Os mais de 53 mil azulejos que compõem o mural foram todos pintados à mão. "O fabrico é o tradicional e foi todo pintado de uma maneira que se assemelhasse o mais possível à pintura de rua, do 'graffiti', através da qual o André se notabilizou em termos internacionais", referiu a directora do Mude. O local onde foi colocado — o mural tem quatro frentes, que ladeiam o Jardim Botto Machado, no Campo de Santa Clara, onde duas vezes por semana se realiza a Feira da Ladra — não foi ao acaso. Segundo Bárbara Coutinho, "foi logo pensado para a Feira da Ladra", por ser "o muro ideal" e por permitir uma "combinação de passado e presente com vista a um futuro". Além disso, "visa constituir mais um elemento atractivo para quem vive aqui, que habita a cidade e para quem a visita".

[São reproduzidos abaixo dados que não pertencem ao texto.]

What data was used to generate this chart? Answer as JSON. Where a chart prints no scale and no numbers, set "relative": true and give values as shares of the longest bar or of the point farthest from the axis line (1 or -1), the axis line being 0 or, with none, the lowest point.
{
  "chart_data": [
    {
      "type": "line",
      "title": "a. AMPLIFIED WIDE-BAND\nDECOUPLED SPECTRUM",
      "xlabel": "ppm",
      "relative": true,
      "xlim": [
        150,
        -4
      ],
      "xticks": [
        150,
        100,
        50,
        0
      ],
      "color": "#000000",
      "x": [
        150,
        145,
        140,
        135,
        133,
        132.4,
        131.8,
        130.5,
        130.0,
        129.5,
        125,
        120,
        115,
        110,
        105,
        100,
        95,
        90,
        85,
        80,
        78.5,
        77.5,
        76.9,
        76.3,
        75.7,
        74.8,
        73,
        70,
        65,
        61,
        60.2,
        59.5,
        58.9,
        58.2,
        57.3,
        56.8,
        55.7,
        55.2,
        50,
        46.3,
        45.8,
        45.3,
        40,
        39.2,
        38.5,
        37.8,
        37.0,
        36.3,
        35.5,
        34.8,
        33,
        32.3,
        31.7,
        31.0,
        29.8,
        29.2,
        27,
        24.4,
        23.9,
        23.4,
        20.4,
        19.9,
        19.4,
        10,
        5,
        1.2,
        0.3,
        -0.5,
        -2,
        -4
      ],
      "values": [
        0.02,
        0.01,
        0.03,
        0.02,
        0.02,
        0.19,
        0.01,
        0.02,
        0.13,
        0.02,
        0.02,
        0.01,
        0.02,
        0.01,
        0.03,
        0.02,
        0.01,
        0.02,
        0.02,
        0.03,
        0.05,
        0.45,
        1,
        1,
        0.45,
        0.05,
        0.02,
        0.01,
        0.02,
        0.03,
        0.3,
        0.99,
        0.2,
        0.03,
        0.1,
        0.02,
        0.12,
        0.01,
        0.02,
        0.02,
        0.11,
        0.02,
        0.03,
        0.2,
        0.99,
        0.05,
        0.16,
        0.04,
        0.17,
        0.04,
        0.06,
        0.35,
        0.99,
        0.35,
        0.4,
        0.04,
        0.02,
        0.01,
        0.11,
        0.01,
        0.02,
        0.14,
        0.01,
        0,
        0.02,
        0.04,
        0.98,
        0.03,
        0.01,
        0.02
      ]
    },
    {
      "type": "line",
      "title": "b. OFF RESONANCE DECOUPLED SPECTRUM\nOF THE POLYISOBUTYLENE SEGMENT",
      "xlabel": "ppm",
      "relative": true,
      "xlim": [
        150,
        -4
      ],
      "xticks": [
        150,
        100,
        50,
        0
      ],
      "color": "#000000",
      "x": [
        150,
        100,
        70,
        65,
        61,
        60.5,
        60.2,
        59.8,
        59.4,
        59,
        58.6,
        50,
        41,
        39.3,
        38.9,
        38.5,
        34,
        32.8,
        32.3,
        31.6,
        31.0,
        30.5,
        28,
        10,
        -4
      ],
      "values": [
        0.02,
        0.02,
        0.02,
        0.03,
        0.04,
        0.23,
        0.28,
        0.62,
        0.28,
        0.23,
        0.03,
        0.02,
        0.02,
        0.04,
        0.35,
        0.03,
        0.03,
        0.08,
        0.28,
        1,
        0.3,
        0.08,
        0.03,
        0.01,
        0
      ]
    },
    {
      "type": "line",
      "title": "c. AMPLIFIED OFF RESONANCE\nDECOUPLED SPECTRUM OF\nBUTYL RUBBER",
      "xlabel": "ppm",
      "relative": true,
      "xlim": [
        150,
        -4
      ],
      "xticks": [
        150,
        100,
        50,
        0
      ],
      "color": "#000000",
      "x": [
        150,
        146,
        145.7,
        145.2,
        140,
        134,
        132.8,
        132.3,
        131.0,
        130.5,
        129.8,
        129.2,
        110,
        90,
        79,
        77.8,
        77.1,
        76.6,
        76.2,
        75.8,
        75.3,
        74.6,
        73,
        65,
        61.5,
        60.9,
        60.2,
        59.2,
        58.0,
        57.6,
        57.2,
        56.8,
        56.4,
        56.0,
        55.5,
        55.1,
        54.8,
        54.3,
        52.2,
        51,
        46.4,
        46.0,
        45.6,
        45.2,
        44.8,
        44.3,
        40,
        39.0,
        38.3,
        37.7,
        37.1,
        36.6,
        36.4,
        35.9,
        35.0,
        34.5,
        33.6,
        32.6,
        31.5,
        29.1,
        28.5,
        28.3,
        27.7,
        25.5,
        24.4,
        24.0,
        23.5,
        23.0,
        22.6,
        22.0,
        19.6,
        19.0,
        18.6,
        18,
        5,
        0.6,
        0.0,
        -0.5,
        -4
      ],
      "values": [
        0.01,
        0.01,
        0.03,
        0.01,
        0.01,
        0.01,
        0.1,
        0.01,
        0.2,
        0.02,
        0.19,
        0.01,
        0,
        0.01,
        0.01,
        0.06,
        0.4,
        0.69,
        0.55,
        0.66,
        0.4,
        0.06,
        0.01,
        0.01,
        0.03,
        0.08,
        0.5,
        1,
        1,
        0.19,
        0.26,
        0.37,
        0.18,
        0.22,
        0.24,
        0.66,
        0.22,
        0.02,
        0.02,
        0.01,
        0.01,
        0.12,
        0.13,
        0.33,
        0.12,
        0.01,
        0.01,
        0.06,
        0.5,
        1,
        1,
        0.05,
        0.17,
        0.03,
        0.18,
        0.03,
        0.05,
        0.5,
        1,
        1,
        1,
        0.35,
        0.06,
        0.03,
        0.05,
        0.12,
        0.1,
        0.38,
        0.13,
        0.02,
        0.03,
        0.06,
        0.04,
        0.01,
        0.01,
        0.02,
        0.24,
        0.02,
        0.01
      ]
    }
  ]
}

André Saraiva já deixou outras obras de arte pelas ruas de Lisboa: o mural da Associação Abraço que pintou na década de 1990, numa parede das Amoreiras, perto de Campo de Ourique, e vários Mr. A em diversos locais. Quando questionado sobre a possibilidade de pintar mais 'graffiti' em Lisboa, deixou um misterioso "não sei, tem que se ver".